Il y avait peu de place pour le plaisir dans ce contexte, c'est sûr. Il y avait quelque chose qui les maintenait dans le silence. Elles ne trouvaient qu’un peu de liberté uniquement dans une zone intime, dans le murmure et dans le secret. Mais il y a cette scène de fête. Il y a une scène de sexe aussi, cachée, loin des regards. Le but était, en effet, de développer des personnages qui soient très en contact avec la terre, avec la nature. On voit ces femmes qui cherchent les fruits de mer et les coquillages, les deux pieds plantés dans l'eau, les mains dans la terre et elles fusionnent complètement avec le paysage. C'était une manière de montrer qu'il n’y a pas de distance, en fait, avec la nature et avec notre condition de mammifères. C’est aussi lié à une sagesse. Le fait d’avoir vu beaucoup de choses, d’être passé par beaucoup d’événements, oblige à tout intérioriser. Ces femmes sont beaucoup plus que des épouses, des mères, des travailleuses. Elles ont une profonde connaissance du corps et savent ce qu’on leur fait faire, politiquement parlant. Elles sont peut-être silencieuses, mais elles savent. Elles savent tout.

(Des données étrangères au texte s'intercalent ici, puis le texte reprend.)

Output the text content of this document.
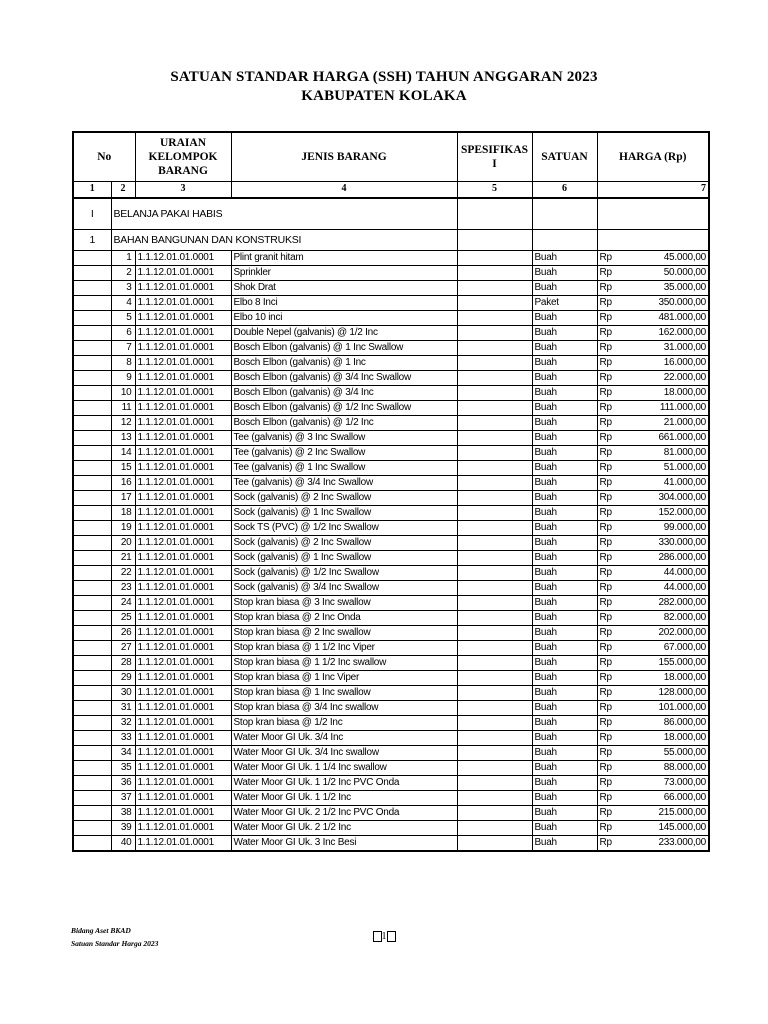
SATUAN STANDAR HARGA (SSH) TAHUN ANGGARAN 2023
KABUPATEN KOLAKA
No		URAIAN KELOMPOK BARANG	JENIS BARANG	SPESIFIKASI	SATUAN	HARGA (Rp)
1	2	3	4	5	6	7
I	BELANJA PAKAI HABIS					
1	BAHAN BANGUNAN DAN KONSTRUKSI					
	1	1.1.12.01.01.0001	Plint granit hitam		Buah	Rp 45.000,00

	2	1.1.12.01.01.0001	Sprinkler		Buah	Rp 50.000,00

	3	1.1.12.01.01.0001	Shok Drat		Buah	Rp 35.000,00

	4	1.1.12.01.01.0001	Elbo 8 Inci		Paket	Rp 350.000,00

	5	1.1.12.01.01.0001	Elbo 10 inci		Buah	Rp 481.000,00

	6	1.1.12.01.01.0001	Double Nepel (galvanis) @ 1/2 Inc		Buah	Rp 162.000,00

	7	1.1.12.01.01.0001	Bosch Elbon (galvanis) @ 1 Inc Swallow		Buah	Rp 31.000,00

	8	1.1.12.01.01.0001	Bosch Elbon (galvanis) @ 1 Inc		Buah	Rp 16.000,00

	9	1.1.12.01.01.0001	Bosch Elbon (galvanis) @ 3/4 Inc Swallow		Buah	Rp 22.000,00

	10	1.1.12.01.01.0001	Bosch Elbon (galvanis) @ 3/4 Inc		Buah	Rp 18.000,00

	11	1.1.12.01.01.0001	Bosch Elbon (galvanis) @ 1/2 Inc Swallow		Buah	Rp 111.000,00

	12	1.1.12.01.01.0001	Bosch Elbon (galvanis) @ 1/2 Inc		Buah	Rp 21.000,00

	13	1.1.12.01.01.0001	Tee (galvanis) @ 3 Inc Swallow		Buah	Rp 661.000,00

	14	1.1.12.01.01.0001	Tee (galvanis) @ 2 Inc Swallow		Buah	Rp 81.000,00

	15	1.1.12.01.01.0001	Tee (galvanis) @ 1 Inc Swallow		Buah	Rp 51.000,00

	16	1.1.12.01.01.0001	Tee (galvanis) @ 3/4 Inc Swallow		Buah	Rp 41.000,00

	17	1.1.12.01.01.0001	Sock (galvanis) @ 2 Inc Swallow		Buah	Rp 304.000,00

	18	1.1.12.01.01.0001	Sock (galvanis) @ 1 Inc Swallow		Buah	Rp 152.000,00

	19	1.1.12.01.01.0001	Sock TS (PVC) @ 1/2 Inc Swallow		Buah	Rp 99.000,00

	20	1.1.12.01.01.0001	Sock (galvanis) @ 2 Inc Swallow		Buah	Rp 330.000,00

	21	1.1.12.01.01.0001	Sock (galvanis) @ 1 Inc Swallow		Buah	Rp 286.000,00

	22	1.1.12.01.01.0001	Sock (galvanis) @ 1/2 Inc Swallow		Buah	Rp 44.000,00

	23	1.1.12.01.01.0001	Sock (galvanis) @ 3/4 Inc Swallow		Buah	Rp 44.000,00

	24	1.1.12.01.01.0001	Stop kran biasa @ 3 Inc swallow		Buah	Rp 282.000,00

	25	1.1.12.01.01.0001	Stop kran biasa @ 2 Inc Onda		Buah	Rp 82.000,00

	26	1.1.12.01.01.0001	Stop kran biasa @ 2 Inc swallow		Buah	Rp 202.000,00

	27	1.1.12.01.01.0001	Stop kran biasa @ 1 1/2 Inc Viper		Buah	Rp 67.000,00

	28	1.1.12.01.01.0001	Stop kran biasa @ 1 1/2 Inc swallow		Buah	Rp 155.000,00

	29	1.1.12.01.01.0001	Stop kran biasa @ 1 Inc Viper		Buah	Rp 18.000,00

	30	1.1.12.01.01.0001	Stop kran biasa @ 1 Inc swallow		Buah	Rp 128.000,00

	31	1.1.12.01.01.0001	Stop kran biasa @ 3/4 Inc swallow		Buah	Rp 101.000,00

	32	1.1.12.01.01.0001	Stop kran biasa @ 1/2 Inc		Buah	Rp 86.000,00

	33	1.1.12.01.01.0001	Water Moor GI Uk. 3/4 Inc		Buah	Rp 18.000,00

	34	1.1.12.01.01.0001	Water Moor GI Uk. 3/4 Inc swallow		Buah	Rp 55.000,00

	35	1.1.12.01.01.0001	Water Moor GI Uk. 1 1/4 Inc swallow		Buah	Rp 88.000,00

	36	1.1.12.01.01.0001	Water Moor GI Uk. 1 1/2 Inc PVC Onda		Buah	Rp 73.000,00

	37	1.1.12.01.01.0001	Water Moor GI Uk. 1 1/2 Inc		Buah	Rp 66.000,00

	38	1.1.12.01.01.0001	Water Moor GI Uk. 2 1/2 Inc PVC Onda		Buah	Rp 215.000,00

	39	1.1.12.01.01.0001	Water Moor GI Uk. 2 1/2 Inc		Buah	Rp 145.000,00

	40	1.1.12.01.01.0001	Water Moor GI Uk. 3 Inc Besi		Buah	Rp 233.000,00
Bidang Aset BKAD
Satuan Standar Harga 2023
1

La sororité que vous filmez semble être totalement naturelle, comme si, en l’absence des hommes (qui sont globalement absents du cadre), c’était un mouvement logique.

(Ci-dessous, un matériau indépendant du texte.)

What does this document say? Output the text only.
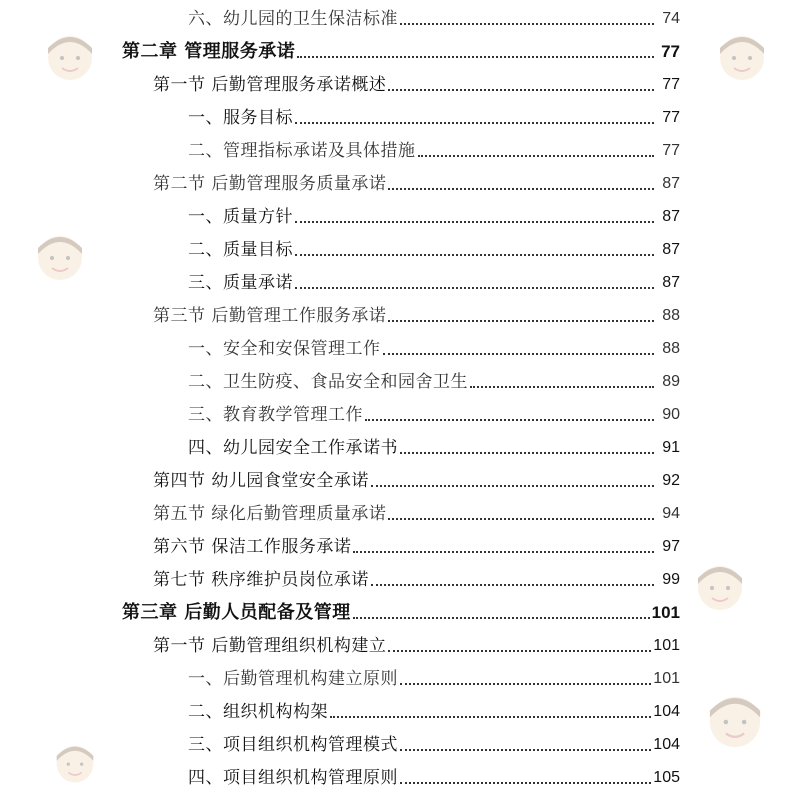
六、幼儿园的卫生保洁标准	74
第二章 管理服务承诺	77
第一节 后勤管理服务承诺概述	77
一、服务目标	77
二、管理指标承诺及具体措施	77
第二节 后勤管理服务质量承诺	87
一、质量方针	87
二、质量目标	87
三、质量承诺	87
第三节 后勤管理工作服务承诺	88
一、安全和安保管理工作	88
二、卫生防疫、食品安全和园舍卫生	89
三、教育教学管理工作	90
四、幼儿园安全工作承诺书	91
第四节 幼儿园食堂安全承诺	92
第五节 绿化后勤管理质量承诺	94
第六节 保洁工作服务承诺	97
第七节 秩序维护员岗位承诺	99
第三章 后勤人员配备及管理	101
第一节 后勤管理组织机构建立	101
一、后勤管理机构建立原则	101
二、组织机构构架	104
三、项目组织机构管理模式	104
四、项目组织机构管理原则	105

C’est vrai que les hommes sont secondaires du fait que le film explore une particularité des femmes, qui est leur capacité à donner ou à ne pas donner la vie. Même si je ne pointe pas du doigt des hommes ou même la dictature elle-même en particulier, ils ont une présence diffuse, parce qu’il fallait qu’on comprenne pourquoi tout se passe dans le secret. Le patriarcat reste omniprésent à travers des éléments tels que la clandestinité, le noir, la peur, les murmures, la nuit. Je trouvais plus puissant d’être dans le symbole plutôt que de montrer un homme qui serait emblématique de la dictature. Et il est possible que ce soit cette sororité qui aide justement les femmes à survivre à cette atmosphère aussi oppressante qu'elles subissent.

Vous avez fait le choix de ne montrer ni l'accouchement, ni l'avortement dans le cadre. Tout ça se passe en hors champ et tout est symbolisé par le sang, comme le sang que Maria lave sur ses mains ou les trois gouttes de sang qui tombent sur le drap. Pourquoi ce choix de faire du hors-champ un élément si important ?

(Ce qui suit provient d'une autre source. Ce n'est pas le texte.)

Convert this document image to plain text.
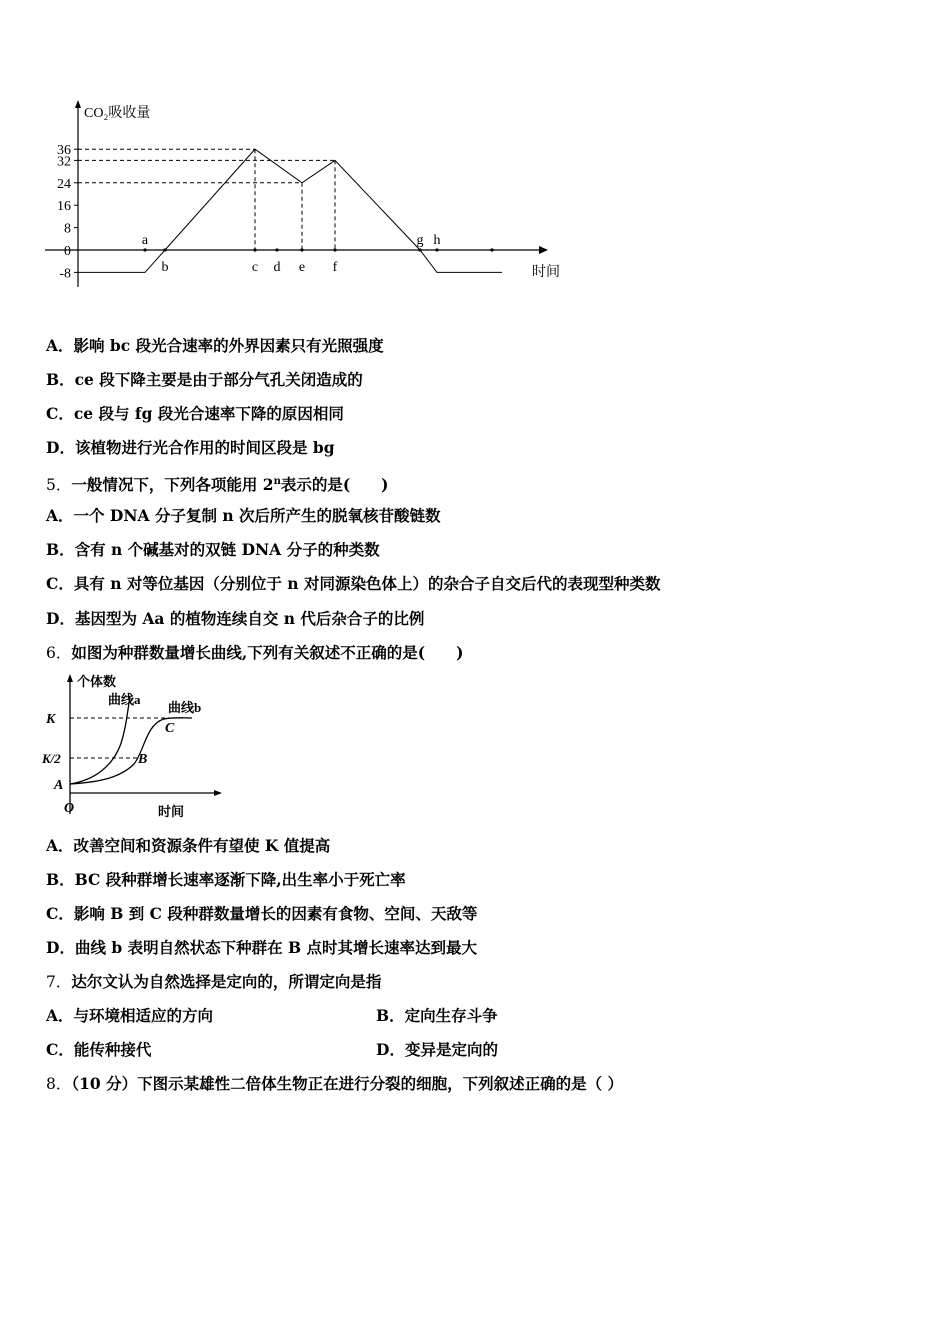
36
32
24
16
8
0
-8
a
b	c d e f
g h
CO₂吸收量
时间
A．影响 bc 段光合速率的外界因素只有光照强度
B．ce 段下降主要是由于部分气孔关闭造成的
C．ce 段与 fg 段光合速率下降的原因相同
D．该植物进行光合作用的时间区段是 bg
5．一般情况下，下列各项能用 2$^n$表示的是(　　)
A．一个 DNA 分子复制 n 次后所产生的脱氧核苷酸链数
B．含有 n 个碱基对的双链 DNA 分子的种类数
C．具有 n 对等位基因（分别位于 n 对同源染色体上）的杂合子自交后代的表现型种类数
D．基因型为 Aa 的植物连续自交 n 代后杂合子的比例
6．如图为种群数量增长曲线,下列有关叙述不正确的是(　　)
个体数
曲线a
曲线b
K
K/2
A
B
C
O	时间
A．改善空间和资源条件有望使 K 值提高
B．BC 段种群增长速率逐渐下降,出生率小于死亡率
C．影响 B 到 C 段种群数量增长的因素有食物、空间、天敌等
D．曲线 b 表明自然状态下种群在 B 点时其增长速率达到最大
7．达尔文认为自然选择是定向的，所谓定向是指
A．与环境相适应的方向	B．定向生存斗争
C．能传种接代	D．变异是定向的
8．（10 分）下图示某雄性二倍体生物正在进行分裂的细胞，下列叙述正确的是（ ）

Je travaille beaucoup le hors champ, effectivement. J’en reviens à l’idée de l’instinct dont on parlait tout à l’heure. Le hors-champ, c’est laisser de la place à l’intuition. J’aime faire participer l’imagination du spectateur parce qu’ainsi, il participe inconsciemment à la réflexion que je veux partager en réalisant ce film. Ça s’accompagne aussi d'un dialogue que je qualifie d’austère parce qu’il ne donne que les informations liées aux personnages. Le reste passe uniquement par des images évocatrices et des séquences longues, pour pouvoir observer et comprendre. Lorsqu’on ne montre pas mais qu’on suggère, la portée symbolique est comme amplifiée. J’ai une petite anecdote d’ailleurs. Nous avons projeté trois fois le film en avant-première à San Sebastian et lors de ces projections, cinq personnes sont tombées dans les pommes ! Alors, c’est vrai, il faisait chaud [rires] mais on a observé que ces gens tombaient dans les pommes juste après la scène de l’accouchement. C’est étrange parce que, comme vous l’avez souligné, on ne voit pas concrètement l’accouchement à l’écran. D’autant plus étrange que nous sommes maintenant habitués à voir de la violence explicite, du sang et du gore. Ce qu’on ne voit pas et donc, ce qu’on va imaginer, peut avoir une force bien supérieure que de véritables images.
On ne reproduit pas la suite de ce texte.